Infrequent data collection increases the risk for integrity issues. Because wells are only checked every few weeks, there’s no way of knowing what happens between checks. And that’s dangerous territory, because if there is a well integrity issue, chances are high that by the time it’s discovered, it’s been growing for a few weeks. Engineers can only know what’s happening at a well while they’re out gathering the data. Which means that the other 98% of the time, it’s impossible to know what’s happening at the well.

Engineers are also human, which means they can make mistakes. If the weather is hot, or there are hurricane-force winds whipping around a platform, or even if they’re just tired from two days of travel to a well—these are factors that can lead to bad data.

Updating Monitoring Systems is Challenging

As a safety measure, oil wells typically have multiple annuli that prevent oil or gas from being exposed to the outside environment. Each annulus is a ring around the production tubing that has a specific job; they all work together to maintain pressure on the tubing and serve as barriers between the oil and the outside world.

Pressure is one of the most important parameters for monitoring annuli. The pressure should always remain constant, so if there are any pressure changes within any of the annuli, it could be a sign of a problematic down-hole leak.

Many oil companies want to expand or upgrade their current monitoring systems, but there’s no easy way to build out this expansion. It means shutting down the existing monitoring system and physically plug new pieces with wiring into the system. It’s expensive and dangerous—and requires permits, engineering hours, and rigorous checking.

For older systems, a slight twist in a wire may break the whole monitoring framework. Meaning you lost crucial engineering and production hours just to create a more expensive and dangerous problem.

Some platforms and onshore sites already have some type of monitoring in place, typically through a wired connection. These systems can be decades old though, and they may not measure everything you want to know.

Satellite Technology Changes Everything

The Nederlandse Aardolie Maatschappij (NAM) and Shell wanted a better way to monitor well integrity. In a joint project, the companies tested a new, satellite-connected solution on a well awaiting abandonment that was still connected to a pressure monitoring system.

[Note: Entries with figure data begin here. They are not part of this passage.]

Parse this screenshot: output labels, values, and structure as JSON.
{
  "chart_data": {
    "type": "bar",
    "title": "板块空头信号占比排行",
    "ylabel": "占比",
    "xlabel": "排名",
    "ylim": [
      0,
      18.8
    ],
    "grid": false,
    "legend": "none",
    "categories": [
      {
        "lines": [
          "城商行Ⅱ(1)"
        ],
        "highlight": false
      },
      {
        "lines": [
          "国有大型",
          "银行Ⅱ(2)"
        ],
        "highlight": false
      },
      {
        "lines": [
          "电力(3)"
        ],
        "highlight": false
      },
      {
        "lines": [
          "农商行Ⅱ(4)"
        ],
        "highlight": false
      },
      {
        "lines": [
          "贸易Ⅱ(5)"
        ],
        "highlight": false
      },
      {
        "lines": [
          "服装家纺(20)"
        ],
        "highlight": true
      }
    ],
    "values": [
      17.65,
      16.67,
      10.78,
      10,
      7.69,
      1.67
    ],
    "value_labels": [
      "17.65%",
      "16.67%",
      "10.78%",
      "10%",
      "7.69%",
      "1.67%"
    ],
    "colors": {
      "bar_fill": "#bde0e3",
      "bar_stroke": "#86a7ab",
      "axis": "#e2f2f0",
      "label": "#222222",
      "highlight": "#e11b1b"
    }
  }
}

The purpose of the test was to evaluate the speed and ease of installation, compare the output of the sensor to an existing wired measurement system, and evaluate the future possibilities of this approach. Both companies wanted a system that was easy to install, easy to use, and easy to trust. Satellite connectivity met all three criteria.

First, the entire installation took less than three hours, with the sensors connecting to the satellites within 15 minutes. The installation was so fast that the engineers estimated they could have done another 15 installations in the same day, making this approach suitable even in remote areas.

How It Measured Up

After some optimization, 99.8% of the data collected at the wellhead was successfully pushed to the central server. Reliability is important, but so is accuracy. NAM and Shell specified that accuracy levels should be within a 10% range of control data provided by the wired system that was installed alongside.

In fact, the accuracy was astonishingly close, with the satellite sensor’s data deviating just 1.87% away from the control data, when compared on a 0-40 bar range. On average, the satellite data was 99.75% as accurate as that of the wired system, according to Shell and NAM.

Shell was so impressed with the satellite-based approach that they decided to move forward with a global framework agreement that lets subsidiary companies and entities transition to satellite IoT as fast as possible.